Fica óbvio, neste retrato, a ingenuidade ou o romantismo cínico da descrição que Chandler dá de seu detetive. Porém, esse herói assim construído, o é para que ele seja suficientemente forte para lutar contra todo o sistema de poder da sociedade na qual está inserido. Sendo o culpado quase sempre um milionário ou político, figuras de grande influência na cidade de Los Angeles. Trata-se de uma reencenação do antigo conflito modernista do confronto do sujeito individual com a sociedade. Esse detetive particular duro, cínico e sentimental perseguirá os criminosos através de obstinados interrogatórios e não através da cansativa análise de pistas através de um método analítico. Para Ernest Mandel, a “ênfase neste processo de perseguição é em si uma pista sobre a mudança de valores burgueses refletida na revolução do romance policial clássico” (1988, p. 65). Dessa forma, o detetive deixa de ser um aristocrata excêntrico e se torna uma espécie de profissional burguês, assim, para Mandel, a “ideologia de Chandler é ainda basicamente burguesa” (1988, p. 65). Philip Marlowe não trabalha em casa, mas em um escritório, número 615, em Cahuenga Boulevard, um lugar sujo e empoeirado, com uma mesa de recepção vazia, sem secretária, onde ele aparentemente vive, um lugar onde passa o tempo quando não está investigando e onde recebe clientes.
Philip Marlowe, descreve a si mesmo da seguinte maneira: “Tenho trinta e três anos, já estive na universidade e ainda sou capaz de falar inglês caso seja necessário. Na minha profissão, isso não acontece muito [...]. Sou solteiro, porque não gosto de mulher de policial” (2016, p. 27). Marlowe corresponde ao ideal de um homem moralmente inflexível, apesar de seu pessimismo, nesse sentido, o romantismo de Chandler é característico de sua época e manifesta uma atitude presente ainda hoje, principalmente, na cultura de massa contemporânea. Vivian representa uma mulher que age segundo seus próprios interesses, ela é uma socialite afetada, mas também uma mulher que não se submete aos desejos da sociedade na qual se insere, embora continue submissa ante o machismo cansado de Marlowe. Nesse sentido, Chandler é um homem de seu tempo, embora as mulheres de suas histórias possuam mais profundidade e personalidade melhores definidas do que as dos outros escritores de hard boyled, como Dashiell Hammett, elas permanecem objetos de fetiche, como é descrita Vivian Regan, por exemplo:

Sentei na borda de uma poltrona fofa e confortável e olhei para a sra. Regan. Ela valia uma olhada. Ela era um perigo. Estava reclinada numa chaise longue modernista e tinha descalçado os chinelos, de modo que vi suas pernas cobertas por meias de seda. Pareciam ter sido preparadas para que alguém as olhasse. Eram visíveis do pé até o joelho. Os joelhos tinham covinhas, não eram ossudos nem pontudos. As pernas eram belas, os tornozelos longos e esguios e com melodia bastante para um poema sinfônico. Ela era alta e esbelta e parecia ser forte. A cabeça apoiada numa almofada cor de marfim. O cabelo era negro, crespo e repartido ao meio e ela tinha olhos negros ardentes. Uma boca agradável e um queixo agradável. Os lábios tinham uma curva amuada, e o inferior era bem carnudo (2015, p. 35).

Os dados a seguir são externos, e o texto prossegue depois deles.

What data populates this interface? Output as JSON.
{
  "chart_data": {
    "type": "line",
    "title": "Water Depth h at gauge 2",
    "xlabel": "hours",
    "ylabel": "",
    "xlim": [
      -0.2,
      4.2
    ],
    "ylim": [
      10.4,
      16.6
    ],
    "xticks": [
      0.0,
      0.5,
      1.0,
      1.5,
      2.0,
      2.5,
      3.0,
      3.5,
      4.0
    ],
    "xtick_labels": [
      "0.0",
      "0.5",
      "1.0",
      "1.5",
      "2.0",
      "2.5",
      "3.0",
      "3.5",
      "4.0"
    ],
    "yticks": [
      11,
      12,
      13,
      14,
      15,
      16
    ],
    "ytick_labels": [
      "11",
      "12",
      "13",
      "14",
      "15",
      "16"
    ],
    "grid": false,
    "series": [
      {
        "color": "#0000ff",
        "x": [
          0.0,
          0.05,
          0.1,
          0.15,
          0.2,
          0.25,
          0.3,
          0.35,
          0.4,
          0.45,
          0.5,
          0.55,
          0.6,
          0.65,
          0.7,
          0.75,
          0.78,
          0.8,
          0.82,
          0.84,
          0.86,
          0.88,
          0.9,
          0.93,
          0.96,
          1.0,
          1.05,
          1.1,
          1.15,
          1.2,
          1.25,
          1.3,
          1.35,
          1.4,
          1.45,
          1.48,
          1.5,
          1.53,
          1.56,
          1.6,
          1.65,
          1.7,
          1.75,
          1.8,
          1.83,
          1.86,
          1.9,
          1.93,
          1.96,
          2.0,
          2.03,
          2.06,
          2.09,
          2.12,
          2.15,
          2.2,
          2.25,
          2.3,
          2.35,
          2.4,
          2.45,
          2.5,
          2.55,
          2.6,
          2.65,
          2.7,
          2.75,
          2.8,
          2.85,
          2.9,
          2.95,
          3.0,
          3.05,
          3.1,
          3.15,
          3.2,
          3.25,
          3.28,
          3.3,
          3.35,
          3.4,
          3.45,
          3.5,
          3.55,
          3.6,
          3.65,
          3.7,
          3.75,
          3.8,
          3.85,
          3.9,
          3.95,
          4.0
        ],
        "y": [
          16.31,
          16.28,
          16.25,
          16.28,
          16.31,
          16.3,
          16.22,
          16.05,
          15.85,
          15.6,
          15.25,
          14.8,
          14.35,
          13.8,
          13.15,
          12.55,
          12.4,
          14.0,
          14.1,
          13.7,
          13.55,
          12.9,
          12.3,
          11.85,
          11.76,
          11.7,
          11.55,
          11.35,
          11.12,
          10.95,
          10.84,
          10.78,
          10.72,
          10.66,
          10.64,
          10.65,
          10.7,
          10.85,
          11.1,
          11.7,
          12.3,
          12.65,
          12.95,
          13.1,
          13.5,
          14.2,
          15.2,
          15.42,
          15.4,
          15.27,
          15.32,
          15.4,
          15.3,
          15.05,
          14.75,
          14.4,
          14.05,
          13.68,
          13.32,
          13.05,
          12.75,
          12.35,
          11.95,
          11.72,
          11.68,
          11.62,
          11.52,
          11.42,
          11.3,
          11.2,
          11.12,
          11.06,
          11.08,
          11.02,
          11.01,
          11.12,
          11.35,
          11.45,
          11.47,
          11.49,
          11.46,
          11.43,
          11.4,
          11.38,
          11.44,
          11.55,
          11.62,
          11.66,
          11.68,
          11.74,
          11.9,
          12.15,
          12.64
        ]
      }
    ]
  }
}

A postura de Vivian é de desafio, porém, sua atitude se converte em fetiche para criar uma tensão sexual crescente entre ela e Marlowe. Quando se encontra com o detetive ela lhe diz: “Então, você é detetive particular [...]. Não sabia que eles existiam de verdade, fora dos livros. Ou então achei que eram homenzinhos sujos que andam pelos hotéis espionando” (2016, p. 34). Porém, Marlowe apresenta uma atitude de indiferença em relação à sua provocação: “Não havia nada para mim naquilo tudo, então deixei que o vento levasse” (2016, p. 34). Marlowe claramente se enquadra no papel do detetive machão, no estereótipo do homem duro, um brutamontes rude, insensível e indiferente, ao mesmo tempo um conquistador, um sedutor das donzelas com moral questionável. Antes de questionar Raymond Chandler, cobrando dele uma perspectiva mais de acordo com as pautas atuais, devemos questionar por que esse estereótipo de comportamento continua sendo reproduzido na cultura da contemporaneidade. Filmes como Blade Runner, de 1982, e sua sequência Blade Runner 2049, de Ridley Scott, apresentam uma reinterpretação dos gêneros policiais noir e hard boyled, porém, eles mantém essa estrutura da submissão feminina ao machismo do detetive heroico.
Um dos objetivos desse estudo é o desenvolvimento de uma poética histórica da ficção de detetive que nos permita enxergar como as práticas culturais, como a ficção de detetive, interagem com os valores hegemônicos. A hegemonia, nesse caso, refere-se ao processo através do qual os grupos dominantes subordinam outros grupos. Dentro deste quadro, a cultura de massa desempenha um papel crucial, fundamental, ela existe na esfera pública, onde acontecem os processos políticos no âmbito da cultura. A cultura de massa se torna então uma das arenas cruciais para a resistência, aceitação e incorporação de valores hegemônicos. Desta forma, a hegemonia revela como a ideologia mescla elementos da cultura dominante e da cultura subordinada, este processo mostra como, ao contrário do que a crítica afirma – até mesmo a crítica marxista, que possui uma tendência a interpretar a cultura de massa como ideologia dominante comodificada – porém, para além da matéria reificada. A cultura de massa se desenvolve como uma forma cultural e histórica sensível e complexa, com uma poética própria, com preceitos formais próprios, modos de funcionamento que vão além da “Indústria Cultural” de Adorno, de Hollywood, e da televisão, formas de submeter o indivíduo ainda mais profundamente ao seu adversário: “o poder absoluto do capital” (ADORNO, 2016, p. 99). A “Indústria Cultural”, cujo objetivo é o “controle da consciência individual” (2016, p. 100), através da “disseminação de bens padronizados para satisfação de necessidades iguais” (2016, p. 100), que “levou apenas à padronização e à produção em série, sacrificando o que fazia a diferença entre a lógica da obra e a do sistema social” (2016, p. 100). O conceito de Adorno se refere à uma forma de cultura específica, e não pode ser aplicado genericamente à toda cultura de massa. Em carta a seu agente, em 1951, Chandler critica a “Indústria Cultural”:

As pessoas que se preocupam demais com o que pode acontecer a nossa civilização se todo mundo começar a jogar bombas atômicas deviam ser obrigadas a assistir à televisão durante quatro horas, todas as noites, por um espaço de, digamos, duas semanas. Então podiam começar a se preocupar com uma coisa na qual podem influir se quiserem porque é bastante óbvio que a degradação da mente humana causada pelo fluxo ininterrupto de propaganda fraudulenta não é uma coisa trivial. Existe mais de uma maneira de conquistar um país (2015, p. 249).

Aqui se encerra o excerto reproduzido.